From Iceland — Track By Track: I Am Weary, Don’t Let Me Rest

Track By Track: I Am Weary, Don’t Let Me Rest

Published July 4, 2023

Track By Track: I Am Weary, Don’t Let Me Rest
Photo by
Snorri Hallgrímsson

Snorri Hallgrímsson brings us his newest composition

Snorri Hallgrímsson’s list of works is long. Here, Snorri invites us to delve deeper into his newest solo release, I Am Weary, Don’t Let Me Rest, which was released June 16. 

Before the Storm 

The song that was never meant to exist. We had already started mixing the album and I was waiting for the weather to calm down so I could record the last remaining piano bits on the other tracks. I started doodling on the piano while waiting and this is the result. 

Behind the Sun 

Eerie atmospheric field recordings and disturbing violin textures team up against the string orchestra, which slowly creeps in and ultimately takes over. 

For Better Waters 

I like space in music and there’s a lot of it in this song. Most of it is intentional, but the piano was improvised in one take so sometimes that space is also just me figuring out on the spot what to do next. I liked it and decided against writing a more “streamlined” version. 

Worth and Knowledge 

Choir, vocoder, solo voice, field recordings, a viola being massacred and a string orchestra. Why not? It might not be everyone’s cup of tea, but at worst it’s a nice palette cleanser before the very sweet title track. 

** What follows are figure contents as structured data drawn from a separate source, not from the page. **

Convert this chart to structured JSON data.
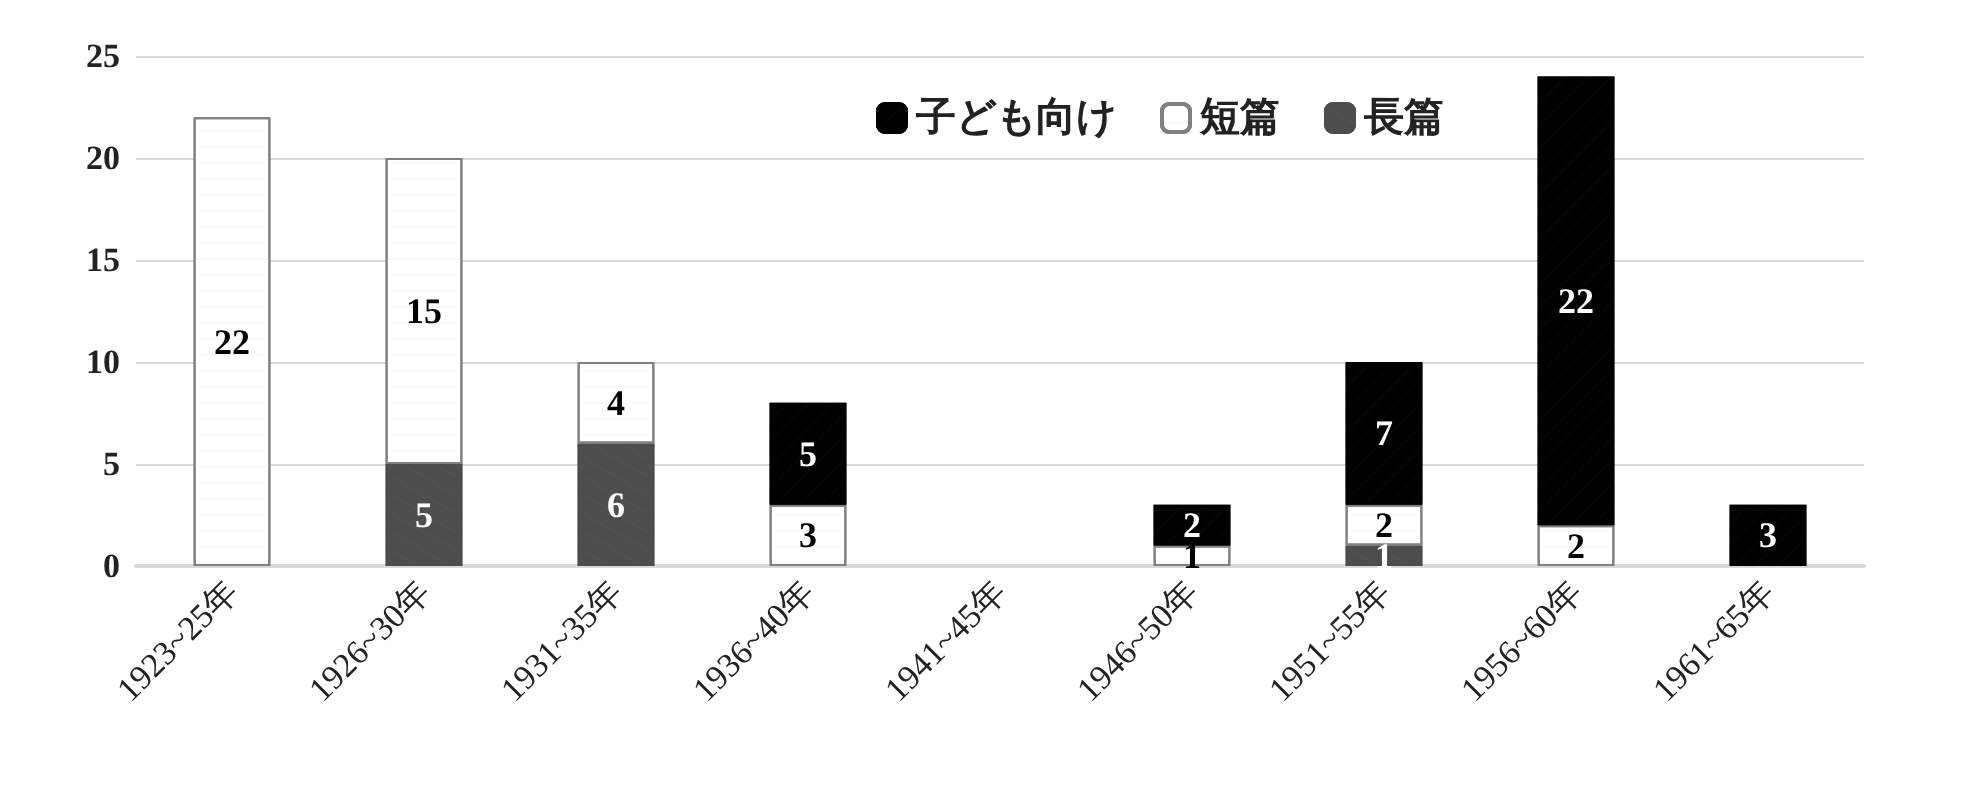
{
  "chart_data": {
    "type": "bar",
    "stacked": true,
    "categories": [
      "1923~25年",
      "1926~30年",
      "1931~35年",
      "1936~40年",
      "1941~45年",
      "1946~50年",
      "1951~55年",
      "1956~60年",
      "1961~65年"
    ],
    "series": [
      {
        "name": "長篇",
        "color": "#4d4d4d",
        "values": [
          null,
          5,
          6,
          null,
          null,
          null,
          1,
          null,
          null
        ]
      },
      {
        "name": "短篇",
        "color": "#ffffff",
        "values": [
          22,
          15,
          4,
          3,
          null,
          1,
          2,
          2,
          null
        ]
      },
      {
        "name": "子ども向け",
        "color": "#000000",
        "values": [
          null,
          null,
          null,
          5,
          null,
          2,
          7,
          22,
          3
        ]
      }
    ],
    "ylim": [
      0,
      25
    ],
    "yticks": [
      0,
      5,
      10,
      15,
      20,
      25
    ],
    "grid": "y",
    "legend": "top right",
    "data_labels": true
  }
}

I Am Weary, Don’t Let Me Rest 

I had struggled all day to write something incredibly original and this is the type of song that follows a day of struggle. A minimal, familiar and comforting chord progression that builds ever so slightly with each repetition. The title is both accepting and forgiving of my failure, but also encourages me to keep trying. 

The Blind Life 

The title refers to the afterlife of “the uncommitted” Dante encounters in The Divine Comedy: people who lived a life of blissful ignorance but in death are doomed to a miserable non-existence in neither hell nor heaven. This struggle between painful awareness and ignorant bliss is a constant theme on the album. 

The Darkest Descent 

Opposed to the blissfully ignorant “Blind Life,” is the painful privilege of knowledge, which is “a descent into the darker areas of the human soul,” as phrased by Julio Strassera at the trial of the Juntas. Unnur, the solo cellist on the song, said this is “the ultimate Snorri song.” I think she might be right, at least it’s possibly my favourite song on the album. 

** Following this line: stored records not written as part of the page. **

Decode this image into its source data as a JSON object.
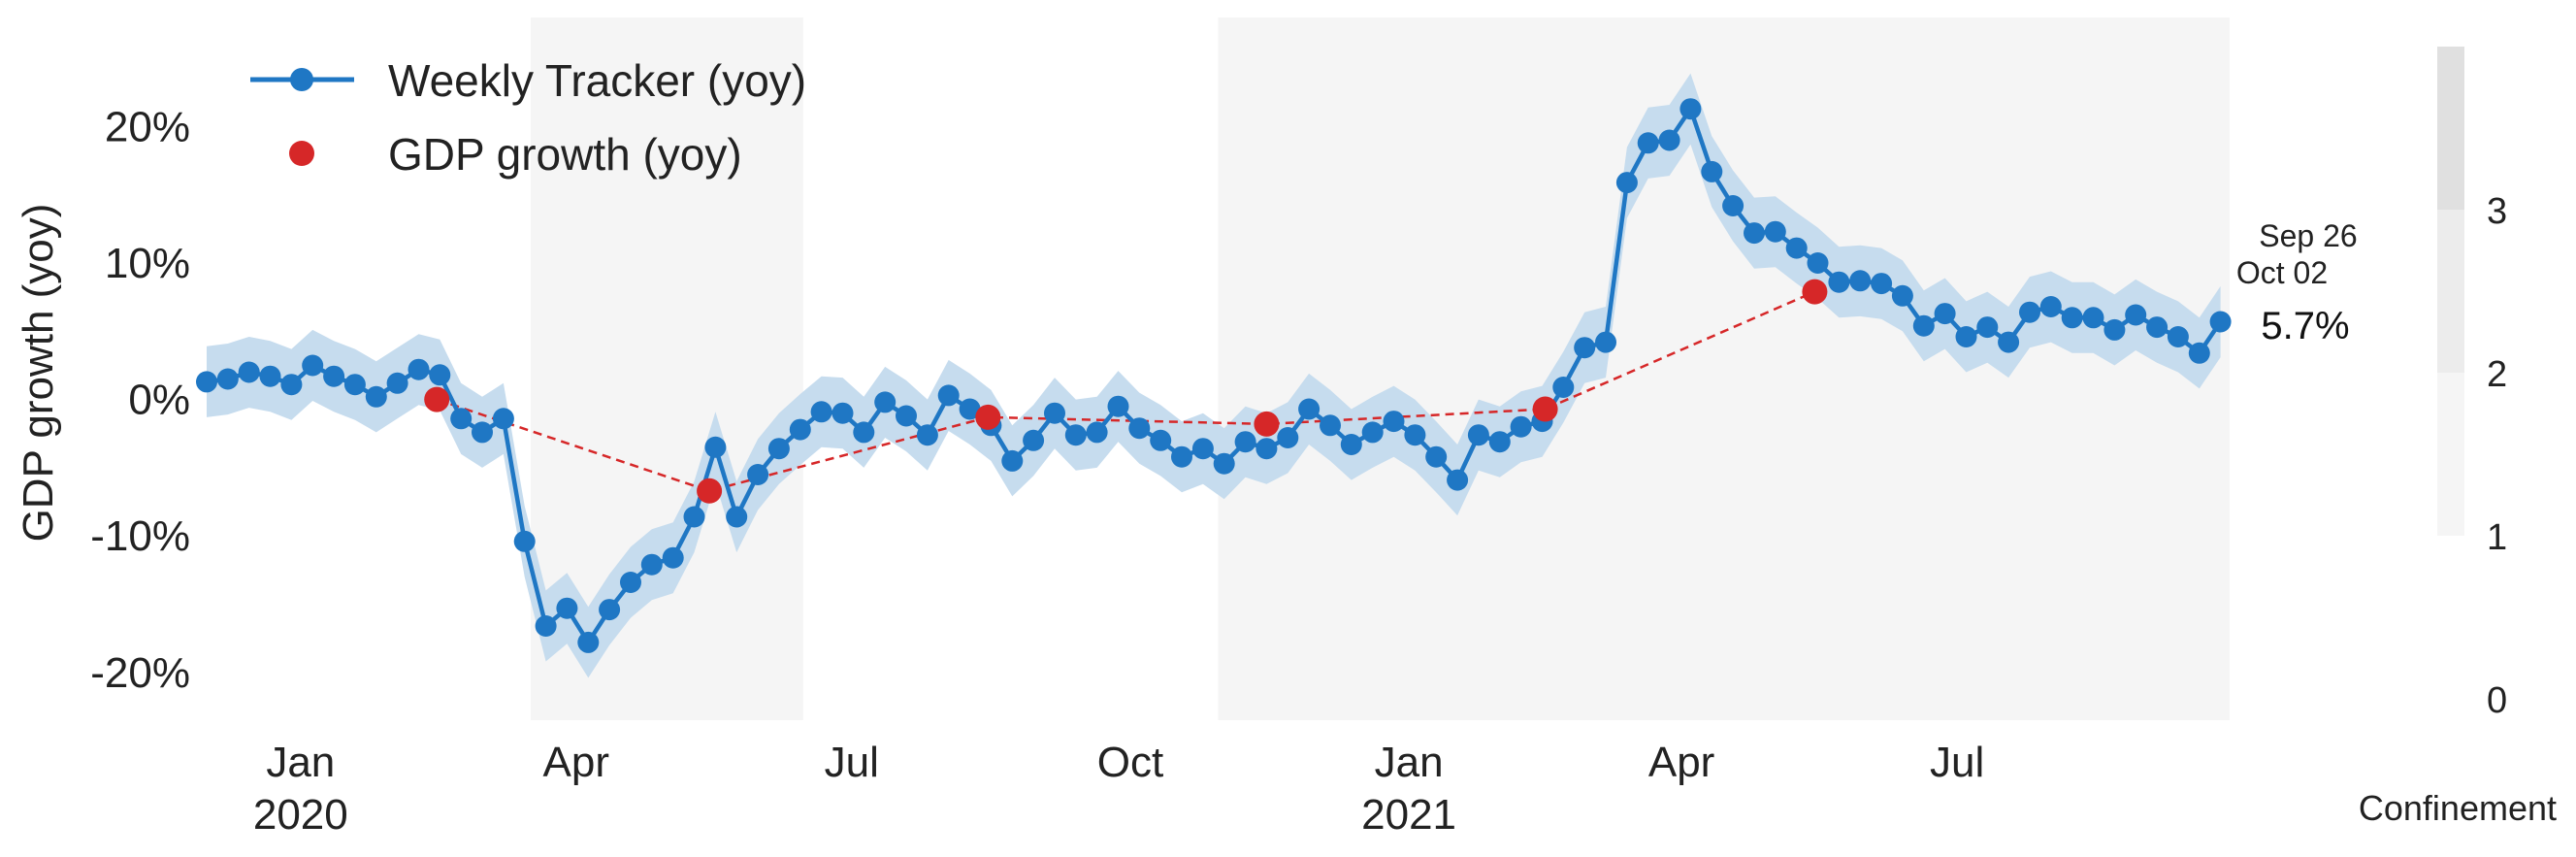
{
  "chart_data": {
    "type": "line",
    "ylabel": "GDP growth (yoy)",
    "ylim": [
      -23.5,
      28
    ],
    "xlim": [
      "2019-12-01",
      "2021-09-29"
    ],
    "grid": false,
    "legend_position": "top-left",
    "colors": {
      "tracker": "#1f77c4",
      "band": "#c6dcee",
      "gdp": "#d62728",
      "confinement_shade": "#f5f5f5"
    },
    "y_ticks": [
      {
        "value": 20,
        "label": "20%"
      },
      {
        "value": 10,
        "label": "10%"
      },
      {
        "value": 0,
        "label": "0%"
      },
      {
        "value": -10,
        "label": "-10%"
      },
      {
        "value": -20,
        "label": "-20%"
      }
    ],
    "x_ticks": [
      {
        "date": "2020-01-01",
        "label": "Jan",
        "year": "2020"
      },
      {
        "date": "2020-04-01",
        "label": "Apr",
        "year": ""
      },
      {
        "date": "2020-07-01",
        "label": "Jul",
        "year": ""
      },
      {
        "date": "2020-10-01",
        "label": "Oct",
        "year": ""
      },
      {
        "date": "2021-01-01",
        "label": "Jan",
        "year": "2021"
      },
      {
        "date": "2021-04-01",
        "label": "Apr",
        "year": ""
      },
      {
        "date": "2021-07-01",
        "label": "Jul",
        "year": ""
      }
    ],
    "series": [
      {
        "name": "Weekly Tracker (yoy)",
        "kind": "line-markers",
        "start_date": "2019-12-01",
        "step_days": 7,
        "values": [
          1.3,
          1.5,
          2.0,
          1.7,
          1.1,
          2.5,
          1.7,
          1.1,
          0.2,
          1.2,
          2.2,
          1.8,
          -1.4,
          -2.4,
          -1.4,
          -10.4,
          -16.6,
          -15.3,
          -17.8,
          -15.4,
          -13.4,
          -12.1,
          -11.6,
          -8.6,
          -3.5,
          -8.6,
          -5.5,
          -3.6,
          -2.2,
          -0.9,
          -1.0,
          -2.4,
          -0.2,
          -1.2,
          -2.6,
          0.3,
          -0.7,
          -1.9,
          -4.5,
          -3.0,
          -1.0,
          -2.6,
          -2.4,
          -0.5,
          -2.1,
          -3.0,
          -4.2,
          -3.6,
          -4.7,
          -3.1,
          -3.6,
          -2.8,
          -0.7,
          -1.9,
          -3.3,
          -2.4,
          -1.6,
          -2.6,
          -4.2,
          -5.9,
          -2.6,
          -3.1,
          -2.0,
          -1.6,
          0.9,
          3.8,
          4.2,
          15.9,
          18.8,
          19.0,
          21.3,
          16.7,
          14.2,
          12.2,
          12.3,
          11.1,
          10.0,
          8.6,
          8.7,
          8.5,
          7.6,
          5.4,
          6.3,
          4.6,
          5.3,
          4.2,
          6.4,
          6.8,
          6.0,
          6.0,
          5.1,
          6.2,
          5.3,
          4.6,
          3.4,
          5.7
        ]
      },
      {
        "name": "GDP growth (yoy)",
        "kind": "points-dashed",
        "points": [
          {
            "date": "2020-02-15",
            "value": 0.0
          },
          {
            "date": "2020-05-15",
            "value": -6.7
          },
          {
            "date": "2020-08-15",
            "value": -1.3
          },
          {
            "date": "2020-11-15",
            "value": -1.8
          },
          {
            "date": "2021-02-15",
            "value": -0.7
          },
          {
            "date": "2021-05-15",
            "value": 7.9
          }
        ]
      }
    ],
    "band_halfwidth": 2.6,
    "confinement_periods": [
      {
        "start": "2020-03-17",
        "end": "2020-06-15",
        "level": 1
      },
      {
        "start": "2020-10-30",
        "end": "2021-09-29",
        "level": 1
      }
    ],
    "annotation": {
      "date_top": "Sep 26",
      "date_bottom": "Oct 02",
      "value_label": "5.7%"
    },
    "colorbar": {
      "label": "Confinement",
      "ticks": [
        "0",
        "1",
        "2",
        "3"
      ],
      "levels": [
        {
          "from": 1,
          "to": 2,
          "color": "#f5f5f5"
        },
        {
          "from": 2,
          "to": 3,
          "color": "#ececec"
        },
        {
          "from": 3,
          "to": 4,
          "color": "#e0e0e0"
        }
      ]
    }
  }
}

At Last We Touched Upon the Lonely Shore 

A string quartet variation of “Worth and Knowledge.” Recorded as close to the musicians as possible and then run through a Roland Space Echo multiple times. I wanted to feel the hairs of the bow almost brush my ears… but for it to still somehow sound distant. 

I Am at Home 

A journey from vast orchestral and ambient elements to the more intimate setting of myself singing at the living room piano, “I Am at Home” is a love song and refers to the feeling of being at ease in the comforting presence of your loved one.